Gentlemen, start your game engines: building addictive worlds

Bad games can either make you throw your controller at the screen or inspire you to design better ones. If you think you can do better or are just interested in making games, a game design course like that offered by School of Game Design is one way to go to acquire the necessary skills. Game design isn’t producing a polished product, but sketching out the rules and strategies of games at the pre-production stage. Game designers dream up characters, gameplay, environment and storyline before the digital sculptors and animators get started on bringing it all to life as a finished game.

Beautiful graphics mean little unless they are based on engaging game dynamics. But they can be the icing on the cake of a well-designed game that has that elusive ‘one more go’ feel that keeps players glued to their controllers. It’s game designers who sit down at the drawing board stage and create stories and reward structures that make a game addictive and destined for greatness. They define how a game works in the same way an architect defines how a building works.

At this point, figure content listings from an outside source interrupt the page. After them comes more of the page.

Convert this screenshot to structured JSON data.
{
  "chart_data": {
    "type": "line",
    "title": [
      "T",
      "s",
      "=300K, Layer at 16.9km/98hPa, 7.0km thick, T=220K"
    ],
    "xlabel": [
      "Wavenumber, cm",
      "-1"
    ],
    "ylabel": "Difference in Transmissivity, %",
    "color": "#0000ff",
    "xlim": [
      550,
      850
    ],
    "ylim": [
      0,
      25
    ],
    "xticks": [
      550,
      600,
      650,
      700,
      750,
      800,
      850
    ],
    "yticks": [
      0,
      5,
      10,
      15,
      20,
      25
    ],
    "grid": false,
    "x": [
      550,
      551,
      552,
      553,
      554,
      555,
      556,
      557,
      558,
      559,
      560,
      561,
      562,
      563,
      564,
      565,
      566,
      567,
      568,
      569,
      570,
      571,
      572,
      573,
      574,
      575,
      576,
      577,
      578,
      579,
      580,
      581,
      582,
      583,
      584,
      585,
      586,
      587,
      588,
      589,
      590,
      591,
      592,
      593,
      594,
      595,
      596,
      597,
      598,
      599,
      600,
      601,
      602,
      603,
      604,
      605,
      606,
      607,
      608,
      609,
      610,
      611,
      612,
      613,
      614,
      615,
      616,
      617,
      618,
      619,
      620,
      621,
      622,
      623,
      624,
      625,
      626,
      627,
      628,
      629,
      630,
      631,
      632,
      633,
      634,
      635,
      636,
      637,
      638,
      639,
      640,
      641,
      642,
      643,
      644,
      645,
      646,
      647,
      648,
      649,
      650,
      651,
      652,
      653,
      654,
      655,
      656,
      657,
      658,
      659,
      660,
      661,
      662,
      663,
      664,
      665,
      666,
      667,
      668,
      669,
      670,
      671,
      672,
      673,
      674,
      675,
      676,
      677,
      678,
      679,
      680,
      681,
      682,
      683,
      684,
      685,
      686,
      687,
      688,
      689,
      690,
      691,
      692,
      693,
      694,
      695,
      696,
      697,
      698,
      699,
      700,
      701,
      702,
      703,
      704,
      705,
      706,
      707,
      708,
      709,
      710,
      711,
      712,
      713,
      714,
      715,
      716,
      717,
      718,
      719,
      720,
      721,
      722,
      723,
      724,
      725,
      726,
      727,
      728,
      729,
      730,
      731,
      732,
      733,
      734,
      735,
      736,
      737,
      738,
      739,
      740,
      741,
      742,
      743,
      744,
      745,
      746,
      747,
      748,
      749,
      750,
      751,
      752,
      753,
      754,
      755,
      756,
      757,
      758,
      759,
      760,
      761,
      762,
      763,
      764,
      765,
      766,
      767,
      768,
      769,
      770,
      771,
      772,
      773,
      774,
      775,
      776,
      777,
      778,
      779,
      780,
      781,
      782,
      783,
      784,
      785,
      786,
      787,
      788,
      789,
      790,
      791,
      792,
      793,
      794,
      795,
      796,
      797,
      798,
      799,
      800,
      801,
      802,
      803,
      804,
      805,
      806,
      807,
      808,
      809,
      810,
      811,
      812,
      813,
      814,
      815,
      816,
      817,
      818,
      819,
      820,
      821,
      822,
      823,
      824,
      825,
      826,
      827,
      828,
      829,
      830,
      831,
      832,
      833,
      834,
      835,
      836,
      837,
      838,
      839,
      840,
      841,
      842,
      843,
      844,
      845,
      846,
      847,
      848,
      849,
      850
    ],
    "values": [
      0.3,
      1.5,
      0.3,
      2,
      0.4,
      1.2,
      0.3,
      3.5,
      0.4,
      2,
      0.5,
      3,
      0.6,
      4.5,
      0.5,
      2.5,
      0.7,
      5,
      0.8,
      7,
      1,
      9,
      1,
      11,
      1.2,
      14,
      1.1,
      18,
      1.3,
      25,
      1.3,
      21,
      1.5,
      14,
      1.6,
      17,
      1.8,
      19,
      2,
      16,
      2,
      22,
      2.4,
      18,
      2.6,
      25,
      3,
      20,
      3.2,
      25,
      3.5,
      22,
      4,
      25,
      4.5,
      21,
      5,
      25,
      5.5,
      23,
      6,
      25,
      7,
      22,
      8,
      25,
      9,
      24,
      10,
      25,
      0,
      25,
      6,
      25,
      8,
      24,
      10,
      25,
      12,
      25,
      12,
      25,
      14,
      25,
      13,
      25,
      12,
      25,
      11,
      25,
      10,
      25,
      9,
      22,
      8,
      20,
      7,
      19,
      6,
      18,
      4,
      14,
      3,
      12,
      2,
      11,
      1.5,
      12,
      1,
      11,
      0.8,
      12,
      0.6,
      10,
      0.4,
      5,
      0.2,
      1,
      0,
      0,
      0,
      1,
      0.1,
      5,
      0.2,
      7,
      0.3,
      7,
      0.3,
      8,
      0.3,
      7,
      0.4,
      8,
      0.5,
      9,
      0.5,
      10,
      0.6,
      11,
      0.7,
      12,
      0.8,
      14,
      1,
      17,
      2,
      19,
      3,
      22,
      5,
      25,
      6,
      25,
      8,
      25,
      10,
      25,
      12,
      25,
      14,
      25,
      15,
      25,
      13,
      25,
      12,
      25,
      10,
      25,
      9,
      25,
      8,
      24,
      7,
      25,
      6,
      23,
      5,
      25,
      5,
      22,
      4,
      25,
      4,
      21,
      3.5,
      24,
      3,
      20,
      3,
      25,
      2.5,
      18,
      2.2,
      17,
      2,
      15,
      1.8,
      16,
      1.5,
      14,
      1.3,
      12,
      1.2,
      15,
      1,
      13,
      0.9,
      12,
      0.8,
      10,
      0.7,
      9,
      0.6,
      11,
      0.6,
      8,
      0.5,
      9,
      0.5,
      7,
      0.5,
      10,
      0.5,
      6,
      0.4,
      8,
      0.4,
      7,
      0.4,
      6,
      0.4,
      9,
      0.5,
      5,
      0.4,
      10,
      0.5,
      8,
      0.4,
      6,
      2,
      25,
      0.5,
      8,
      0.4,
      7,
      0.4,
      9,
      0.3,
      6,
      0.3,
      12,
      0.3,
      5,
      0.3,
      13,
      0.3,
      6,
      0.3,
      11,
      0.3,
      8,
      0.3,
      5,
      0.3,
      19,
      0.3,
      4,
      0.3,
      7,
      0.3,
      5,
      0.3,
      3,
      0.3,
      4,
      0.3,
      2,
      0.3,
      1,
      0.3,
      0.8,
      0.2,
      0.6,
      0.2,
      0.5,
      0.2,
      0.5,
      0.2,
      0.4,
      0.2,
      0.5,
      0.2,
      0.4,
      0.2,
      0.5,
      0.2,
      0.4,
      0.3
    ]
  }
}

The School of Game Design offers a structured progression for a one-size-fits-all fee that grants a year’s access to all the resources on the site. Students start with the fundamentals of 2D game design using GameSalad, a drag-and-drop game creation tool that requires no programming knowledge. After mastering the basics and getting to grips with the physics engine, learners will create a Mario-style 2D platformer and then recreate the game Flappy Bird. There is also an opportunity to create an indie platformer along the lines of Manuganu, Badland, The Silent Age or Limbo.

With a foundation in 2D game design, it’s time to move on to 3D and the hugely powerful Unity3D game engine. Some C# training is thrown in at this stage for those without much programming knowledge – it is very useful when using the various tools and techniques that still lie ahead.

In Unity3D you get to build a level and populate it with characters whose movement and weapons options you define. When the world-building and gameplay specifics are complete it’s time to add some conflict in the form of your first 3D boss battle!

There’s a course on Unity3D’s powerful particle effects, which can be used to create smoke, fire, snow, leaves and many other visual treats. It then remains to recreate another classic game, the isometric 2.5D chicken-splatter frenzy Crossy Road. At the end of all this, students will have a portfolio of work and a bag of experience they can take to game studios to show their skills.